David McCullough had one very impressive chemistry teacher in high school that believed everyone should be an engineer, so, says David, “that is what I did. But I knew then that I really wanted to be an architect.” In the end, he did both.
“Almost the same day I passed my professional engineering exam I started architecture school. It was a dream I had deferred. I had been working in the San Francisco Bay area on a transportation planning project. I loved the people I was working with and the work we were doing, but the atmosphere in Berkeley made going back to school seem like an obvious choice.”
David ended up at MIT, a place where the culture of science and technology permeated everything. After completing his architecture degree, he worked on several award-winning academic buildings at Carnegie Mellon University and master plans at the University of Virginia. David says, “We were concerned about shaping public spaces and making a campus. The small office I was working in was successful, and it seemed everything we touched was getting published. We were having fun.”
But during his first science building project, he discovered a completely new discipline. “It had never occurred to me that there could be a whole career consisting only of science spaces.” That led him to join SST Planners, a laboratory design and planning firm in their first year of existence and never looked back. After that it was all about science for David.
“Laboratory planning meshed everything I had done in my life and fit my world view. When I started at SST Planners we were beginning a long and productive period of planning and design for Janssen Pharmaceutica in Belgium, a subsidiary of Johnson & Johnson. Janssen was in many respects just like a college campus and we had a hand in planning every aspect of operations and research building infrastructure, culminating in the Paul Janssen Research Center. It was a perfect match for everything I had studied and experienced and it was exhilarating.”
The intensity didn’t let up after Janssen. “We got immersed in the new Vaccine Research Center at NIH in Bethesda, Building 40. This project had everything, including a GMP-capable process lab, BSL-3 lab, X-Ray diffraction, and even a small vivarium. Construction started with President Clinton cutting the ribbon and after it opened President Bush visited for a photo-op. Today, I continue to read of innovations coming out of that building”.

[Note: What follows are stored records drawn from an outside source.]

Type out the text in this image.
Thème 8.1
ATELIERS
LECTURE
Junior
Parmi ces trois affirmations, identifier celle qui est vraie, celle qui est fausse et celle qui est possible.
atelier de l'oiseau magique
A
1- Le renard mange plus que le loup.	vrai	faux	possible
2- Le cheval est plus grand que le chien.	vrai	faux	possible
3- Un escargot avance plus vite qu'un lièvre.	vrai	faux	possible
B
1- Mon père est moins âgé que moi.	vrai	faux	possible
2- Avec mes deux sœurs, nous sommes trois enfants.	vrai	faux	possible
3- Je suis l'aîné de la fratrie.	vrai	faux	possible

There was a two-day stretch of time a few years ago when David took the shuttle to Boston to work on the UMass Boston Integrated Science Center project, and then took the commuter train to Providence to finish some lab renovations at Brown University’s BART project, and then a ferry to Long Island the next day to begin planning for the SUNY Stony Brook MART project. “There were taxis, buses and rental cars in between the longer bits. It was the most multi-modal two days in my life and an amusing thought for someone that began his professional career as a transportation planner. I think there must have been a paper to be written about long-distance collaboration between laboratories.”
David explains his professional philosophy as, “I continue to think of buildings in ways familiar to architects, but I insist that the science drive the architecture.” All his projects share a characteristic recognition that science is a community endeavor and that all science buildings, whether learning labs for undergraduate students or research labs for Nobel Laureates, should fulfill their role as contributors to that remarkable community. David has played key roles in realizing projects at both ends of the science community spectrum – research and teaching - , which influence his design and planning of the facilities in which all these activities take place.

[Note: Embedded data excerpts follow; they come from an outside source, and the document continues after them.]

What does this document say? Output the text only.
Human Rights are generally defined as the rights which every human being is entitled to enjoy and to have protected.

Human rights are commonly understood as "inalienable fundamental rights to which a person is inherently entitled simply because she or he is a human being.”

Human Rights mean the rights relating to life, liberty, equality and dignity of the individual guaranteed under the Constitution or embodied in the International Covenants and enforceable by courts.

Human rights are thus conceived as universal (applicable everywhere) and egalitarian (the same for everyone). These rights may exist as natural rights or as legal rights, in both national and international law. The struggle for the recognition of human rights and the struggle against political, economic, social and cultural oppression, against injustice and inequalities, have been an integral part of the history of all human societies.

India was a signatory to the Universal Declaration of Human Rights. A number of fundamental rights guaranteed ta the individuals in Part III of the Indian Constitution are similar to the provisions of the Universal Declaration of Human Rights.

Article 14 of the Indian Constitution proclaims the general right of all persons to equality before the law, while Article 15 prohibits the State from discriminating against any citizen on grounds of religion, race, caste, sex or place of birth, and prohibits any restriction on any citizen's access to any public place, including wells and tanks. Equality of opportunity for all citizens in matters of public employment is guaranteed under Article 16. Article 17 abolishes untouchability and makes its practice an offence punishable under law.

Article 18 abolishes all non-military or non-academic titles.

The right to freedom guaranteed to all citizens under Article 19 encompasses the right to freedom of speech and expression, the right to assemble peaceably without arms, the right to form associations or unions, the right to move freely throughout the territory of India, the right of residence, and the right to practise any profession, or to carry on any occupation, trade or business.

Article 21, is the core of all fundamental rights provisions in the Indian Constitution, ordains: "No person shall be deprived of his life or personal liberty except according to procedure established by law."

He elaborates, “The planning work we’ve done at MIT has been immensely satisfying. Seeing the Brain and Cognitive Sciences Project take shape after our effort to structure that amazing program and then to follow a few years later with planning for the Institute for Integrative Cancer Research was a privilege. But I feel just as strongly about the small colleges where we’ve had a chance to shape learning spaces for undergraduates. Places like Shenandoah University, West Liberty University or Richard Bland College have vital programs and I get a little emotional when I see students in our finished projects.”
At SST Planners, David served as a Principal in Charge of all aspects of laboratory project development. He also contributed to the development of the NIH Guidelines and has been a frequent reviewer for NIH Alterations and Renovations grant applications. When Page acquired SST Planners, David was tapped to be one of the key leaders responsible for elevating and expanding Page’s laboratory planning and consulting services.